Inside Jidometa: No more caching

In [part 2 of Inside Jidometa], we discussed our implementation of caching for JSON responses.

The initial goal was to solve the “slow page load” issues, but after a few months of running this in production, we eventually found ourselves battling more and more odd race conditions.

In retrospect, caching was a bad idea

I knew this from the start, but we were quite confident in our ability to implement a proper cache invalidation scheme to remove any possible race conditions.

The reality is that as our app grew, new features were added, and those features introduced more places where race conditions would surface.

Finding the root cause

I tasked myself with the goal of finding the exact root cause of our slow page loads. This required the disabling of caching, and then optimizing of SQL queries.

Our SQL backend was performing simple and multiple SQL queries per page load (~30 queries per load). This was extremely inefficient and un-necessary.

I identified every page which had such issues, and managed to reduce and combine queries down to 2 or 3 queries per page, thus significantly decreasing page load time.

Some numbers

Without caching, loading a page (or API call) with ~700 builds would previously take nearly 30 seconds.

After my optimizations, this was reduced to 300 milliseconds, or 0.3 seconds. Those changes were sufficient for us to completely remove our JSON caching implementation, and also fixed other random issues/race conditions as a side-effect.

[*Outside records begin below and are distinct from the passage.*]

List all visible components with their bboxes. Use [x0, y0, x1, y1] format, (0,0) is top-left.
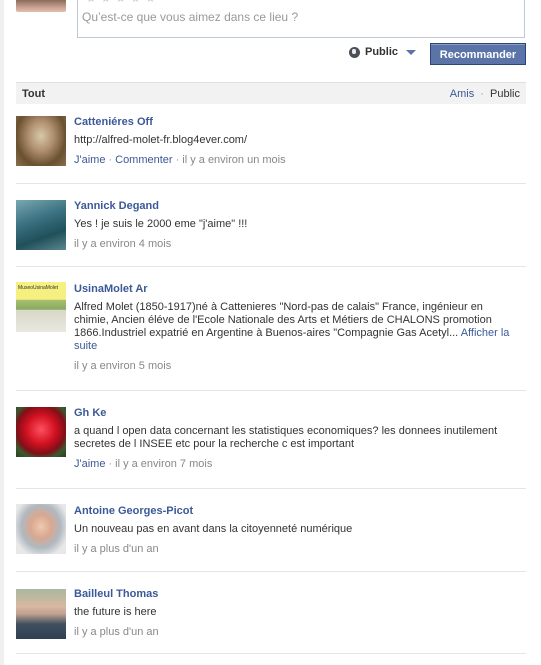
author-name[interactable]: Bailleul Thomas — [74, 587, 514, 601]
list-item: Yannick Degand Yes ! je suis le 2000 eme… — [16, 184, 526, 267]
avatar[interactable] — [16, 200, 66, 250]
timestamp[interactable]: il y a environ 4 mois — [74, 238, 171, 250]
post-content: Antoine Georges-Picot Un nouveau pas en … — [74, 504, 514, 556]
caret-down-icon — [406, 49, 417, 55]
filter-audience: Amis · Public — [450, 88, 520, 100]
list-item: Gh Ke a quand l open data concernant les… — [16, 391, 526, 489]
post-content: Bailleul Thomas the future is here il y … — [74, 587, 514, 639]
recommendation-input[interactable] — [82, 10, 518, 24]
post-content: Yannick Degand Yes ! je suis le 2000 eme… — [74, 199, 514, 251]
list-item: Antoine Georges-Picot Un nouveau pas en … — [16, 489, 526, 572]
avatar[interactable] — [16, 407, 66, 457]
left-edge-strip — [0, 0, 4, 665]
meta-separator: · — [175, 154, 180, 166]
filter-amis-link[interactable]: Amis — [450, 88, 474, 100]
timestamp[interactable]: il y a plus d'un an — [74, 626, 159, 638]
post-text: http://alfred-molet-fr.blog4ever.com/ — [74, 134, 248, 146]
list-item: Catteniéres Off http://alfred-molet-fr.b… — [16, 106, 526, 184]
post-text: Un nouveau pas en avant dans la citoyenn… — [74, 523, 353, 535]
privacy-selector[interactable]: Public — [349, 46, 417, 58]
privacy-label: Public — [365, 46, 399, 58]
author-name[interactable]: UsinaMolet Ar — [74, 282, 514, 296]
post-meta: J'aime · Commenter · il y a environ un mois — [74, 154, 514, 167]
post-meta: il y a plus d'un an — [74, 543, 514, 556]
post-text: the future is here — [74, 606, 157, 618]
recommendation-composer[interactable]: ★★★★★ — [77, 0, 525, 38]
post-text: a quand l open data concernant les stati… — [74, 425, 498, 450]
star-rating-icon[interactable]: ★★★★★ — [86, 0, 160, 5]
globe-icon — [349, 46, 360, 58]
meta-separator: · — [108, 458, 113, 470]
recommendations-feed: Catteniéres Off http://alfred-molet-fr.b… — [16, 106, 526, 654]
avatar[interactable] — [16, 504, 66, 554]
author-name[interactable]: Yannick Degand — [74, 199, 514, 213]
post-content: UsinaMolet Ar Alfred Molet (1850-1917)né… — [74, 282, 514, 373]
timestamp[interactable]: il y a environ 5 mois — [74, 360, 171, 372]
author-name[interactable]: Catteniéres Off — [74, 115, 514, 129]
meta-separator: · — [108, 154, 113, 166]
list-item: Bailleul Thomas the future is here il y … — [16, 572, 526, 654]
post-text: Alfred Molet (1850-1917)né à Cattenieres… — [74, 301, 514, 353]
post-text-body: Alfred Molet (1850-1917)né à Cattenieres… — [74, 301, 492, 339]
post-meta: il y a plus d'un an — [74, 626, 514, 639]
post-meta: J'aime · il y a environ 7 mois — [74, 458, 514, 471]
avatar[interactable]: MuseoUsinaMolet — [16, 282, 66, 332]
filter-tout[interactable]: Tout — [22, 88, 45, 100]
post-content: Gh Ke a quand l open data concernant les… — [74, 406, 514, 471]
filter-separator: · — [480, 88, 484, 100]
timestamp[interactable]: il y a environ 7 mois — [115, 458, 212, 470]
timestamp[interactable]: il y a environ un mois — [182, 154, 285, 166]
recommend-button[interactable]: Recommander — [430, 43, 526, 65]
filter-public-link[interactable]: Public — [490, 88, 520, 100]
filter-bar: Tout Amis · Public — [16, 82, 526, 104]
timestamp[interactable]: il y a plus d'un an — [74, 543, 159, 555]
avatar[interactable] — [16, 589, 66, 639]
list-item: MuseoUsinaMolet UsinaMolet Ar Alfred Mol… — [16, 267, 526, 391]
post-content: Catteniéres Off http://alfred-molet-fr.b… — [74, 115, 514, 167]
post-meta: il y a environ 5 mois — [74, 360, 514, 373]
comment-link[interactable]: Commenter — [115, 154, 172, 166]
like-link[interactable]: J'aime — [74, 154, 105, 166]
avatar-caption: MuseoUsinaMolet — [18, 285, 59, 291]
post-text: Yes ! je suis le 2000 eme "j'aime" !!! — [74, 218, 248, 230]
user-avatar — [16, 0, 66, 12]
author-name[interactable]: Gh Ke — [74, 406, 514, 420]
author-name[interactable]: Antoine Georges-Picot — [74, 504, 514, 518]
post-meta: il y a environ 4 mois — [74, 238, 514, 251]
like-link[interactable]: J'aime — [74, 458, 105, 470]
avatar[interactable] — [16, 116, 66, 166]
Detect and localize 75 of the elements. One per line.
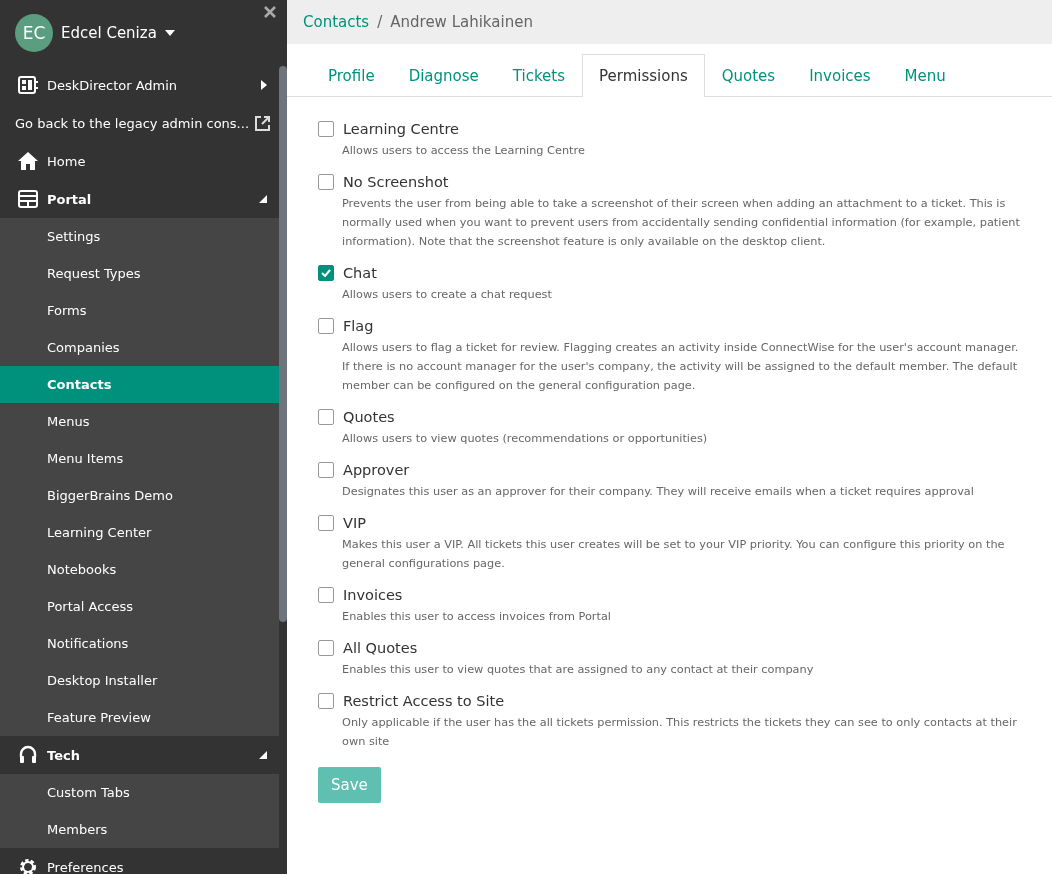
sidebar-item[interactable]: Desktop Installer — [0, 662, 279, 699]
expand-icon — [259, 751, 267, 759]
permission-label: Approver — [343, 462, 410, 478]
permission-description: Enables this user to access invoices from Portal — [342, 609, 612, 625]
permission-label: Flag — [343, 318, 374, 334]
sidebar-item[interactable]: Request Types — [0, 255, 279, 292]
tab[interactable]: Diagnose — [391, 54, 496, 97]
permission-label: Restrict Access to Site — [343, 693, 505, 709]
checkbox[interactable] — [318, 462, 334, 478]
breadcrumb-text: / — [377, 13, 383, 31]
permission-description: Makes this user a VIP. All tickets this user creates will be set to your VIP priority. You can configure this priority on the general configurations page. — [342, 537, 1006, 572]
tab[interactable]: Tickets — [495, 54, 582, 97]
permission-description: Allows users to view quotes (recommendations or opportunities) — [342, 431, 709, 447]
tab[interactable]: Menu — [887, 54, 963, 97]
permission-label: Quotes — [343, 409, 395, 425]
settings-icon — [18, 857, 38, 874]
checkbox[interactable] — [318, 515, 334, 531]
check-icon — [321, 269, 331, 277]
home-icon — [18, 152, 38, 170]
window-icon — [18, 190, 38, 208]
checkbox[interactable] — [318, 265, 334, 281]
checkbox[interactable] — [318, 640, 334, 656]
permission-description: Allows users to create a chat request — [342, 287, 553, 303]
tab[interactable]: Profile — [311, 54, 392, 97]
permission-description: Prevents the user from being able to take a screenshot of their screen when adding an attachment to a ticket. This is normally used when you want to prevent users from accidentally sending confidential information (for example, patient information). Note that the screenshot feature is only available on the desktop client. — [342, 196, 1021, 250]
sidebar-item[interactable]: Notebooks — [0, 551, 279, 588]
headset-icon — [18, 745, 38, 765]
checkbox[interactable] — [318, 409, 334, 425]
sidebar-item[interactable]: Forms — [0, 292, 279, 329]
user-menu[interactable]: Edcel Ceniza — [61, 24, 157, 42]
sidebar-item[interactable]: DeskDirector Admin — [0, 66, 279, 104]
breadcrumb-text: Andrew Lahikainen — [390, 13, 533, 31]
checkbox[interactable] — [318, 318, 334, 334]
sidebar-item[interactable]: Settings — [0, 218, 279, 255]
dashboard-icon — [18, 76, 38, 94]
tab[interactable]: Invoices — [792, 54, 888, 97]
permission-label: Invoices — [343, 587, 403, 603]
sidebar-item[interactable]: Menu Items — [0, 440, 279, 477]
sidebar-item[interactable]: Portal Access — [0, 588, 279, 625]
close-icon[interactable] — [264, 6, 276, 18]
checkbox[interactable] — [318, 693, 334, 709]
external-link-icon — [255, 115, 270, 131]
permission-label: VIP — [343, 515, 366, 531]
permission-description: Allows users to access the Learning Centre — [342, 143, 586, 159]
checkbox[interactable] — [318, 174, 334, 190]
expand-icon — [259, 195, 267, 203]
sidebar-item[interactable]: Preferences — [0, 848, 279, 874]
sidebar-section[interactable]: Portal — [0, 180, 279, 218]
arrow-icon — [261, 80, 267, 90]
permission-label: Chat — [343, 265, 377, 281]
sidebar-item[interactable]: BiggerBrains Demo — [0, 477, 279, 514]
sidebar-item[interactable]: Go back to the legacy admin cons... — [0, 104, 279, 142]
sidebar-item[interactable]: Members — [0, 811, 279, 848]
permission-description: Designates this user as an approver for their company. They will receive emails when a ticket requires approval — [342, 484, 975, 500]
sidebar-item[interactable]: Learning Center — [0, 514, 279, 551]
sidebar-item[interactable]: Notifications — [0, 625, 279, 662]
sidebar-item[interactable]: Companies — [0, 329, 279, 366]
checkbox[interactable] — [318, 587, 334, 603]
permission-label: All Quotes — [343, 640, 418, 656]
tab[interactable]: Quotes — [704, 54, 793, 97]
permission-label: Learning Centre — [343, 121, 460, 137]
permission-description: Enables this user to view quotes that are assigned to any contact at their company — [342, 662, 815, 678]
checkbox[interactable] — [318, 121, 334, 137]
tab[interactable]: Permissions — [582, 54, 705, 97]
sidebar-item[interactable]: Home — [0, 142, 279, 180]
permission-label: No Screenshot — [343, 174, 449, 190]
permission-description: Only applicable if the user has the all tickets permission. This restricts the tickets they can see to only contacts at their own site — [342, 715, 1018, 750]
sidebar-item[interactable]: Feature Preview — [0, 699, 279, 736]
caret-icon — [164, 30, 175, 36]
sidebar-section[interactable]: Tech — [0, 736, 279, 774]
sidebar-item[interactable]: Menus — [0, 403, 279, 440]
sidebar-item[interactable]: Custom Tabs — [0, 774, 279, 811]
sidebar-item[interactable]: Contacts — [0, 366, 279, 403]
permission-description: Allows users to flag a ticket for review. Flagging creates an activity inside ConnectWise for the user's account manager. If there is no account manager for the user's company, the activity will be assigned to the default member. The default member can be configured on the general configuration page. — [342, 340, 1020, 394]
scrollbar[interactable] — [279, 66, 287, 622]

The lesson here is: caching sucks. Don’t do it unless.. just don’t do it. It’s pretty much always a hack, and will eventually somehow someway end up biting you in the rear. Even if you’re a seasoned expert in race-condition handling and cache invalidation, other things which you didn’t even know exist will surface and cause headaches and random failures – because of caching. The typical approach to solving caching issues is to add more caching (see Intel CPUs), or to perform more ugly hacks to work around the caching issues.

I’m a fan of using no caching, and then moving on with my happy life ;)

Moving forward

We released Jidoteki Meta v1.8 at the beginning of June, which included these changes and a few other extremely useful features.

We’re continuously working to improve Jidometa in order to provide the best, fastest, and most reliable way of consistently building virtual appliances designed to run on-premises.